Apparue un beau matin de 2025 lors du Zurich Film Festival, Tilly Norwood, la première actrice photoréaliste générée par IA, n’est en effet pas née, mais a plutôt été créé par les serveurs de Xicoia, une filiale du groupe Particle6 fondée en 2016 par la comédienne, écrivaine, actrice et productrice néerlandaise Eline Van der Velden.

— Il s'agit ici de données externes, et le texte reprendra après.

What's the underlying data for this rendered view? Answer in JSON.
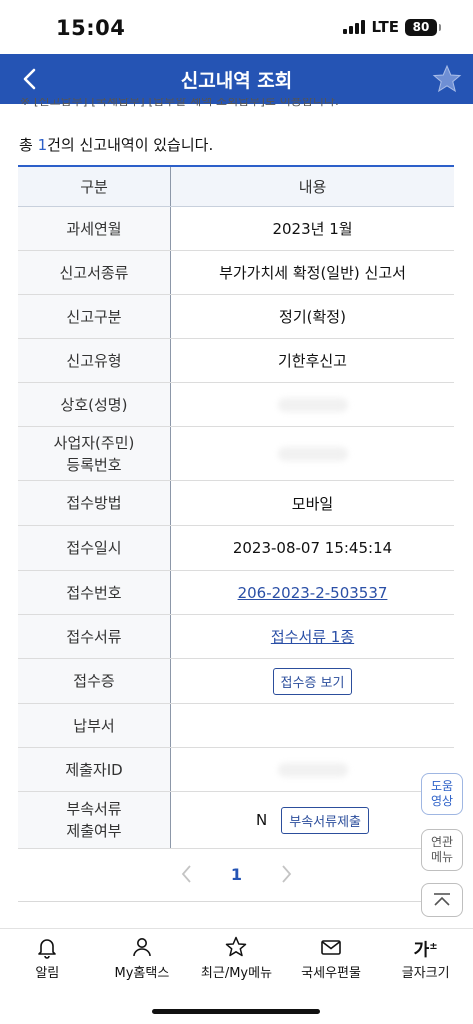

Une « actrice » présentée à l’époque comme « capable de jouer n’importe quel rôle ».
Incarner ou Simuler ?
Dans AI Commissionner, sa première partition à l’écran dont la durée ne dépasse pas les deux minutes, Tilly Norwood nous est présentée comme la « Girl Next Door » capable de pleurer sur commande. Pourtant, ce mini sketch intégralement produit par l’IA ne nous émeut pas une seule seconde — même notre engouement face à la prouesse technique a perdu de sa superbe. Aucune chaleur, aucun battement de cœur. Bref, une œuvre froide et sans émotions que le sourire parfaitement symétrique de cette créature numérique est loin de sauver.
Rien de surprenant à cela. Le visage de Tilly n’incarne rien, elle calcule. Elle n’interprète pas, elle simule. Son regard ne cille pas, il modélise. Loin de ces procédés mathématiques, au cinéma, le supplément d’âme qui nous tire des larmes, c'est la pudeur de Meryl Streep dans Kramer contre Kramer alors qu’elle se bat pour conserver la garde de ses enfants. Celui qui nous fout les poils, c’est ce regard appuyé de Anthony Perkins dans le Psychose de Hitchcock. Celui qui nous fait nous tenir les côtes, c’est la profonde stupidité de David (Paul Rudd) dans 40 ans, toujours puceau lorsqu’il assène à Andy (Steve Carell) une phrase qui reste dans les annales : « You know how I know you’re gay ? You like Coldplay ». En découle une scène culte, pourtant entièrement improvisée par les deux acteurs. C’est cet imprévu des corps, cette tension constante entre maîtrise et perte de contrôle, cette porosité au naturel qui distingue le « performer synthétique » du comédien.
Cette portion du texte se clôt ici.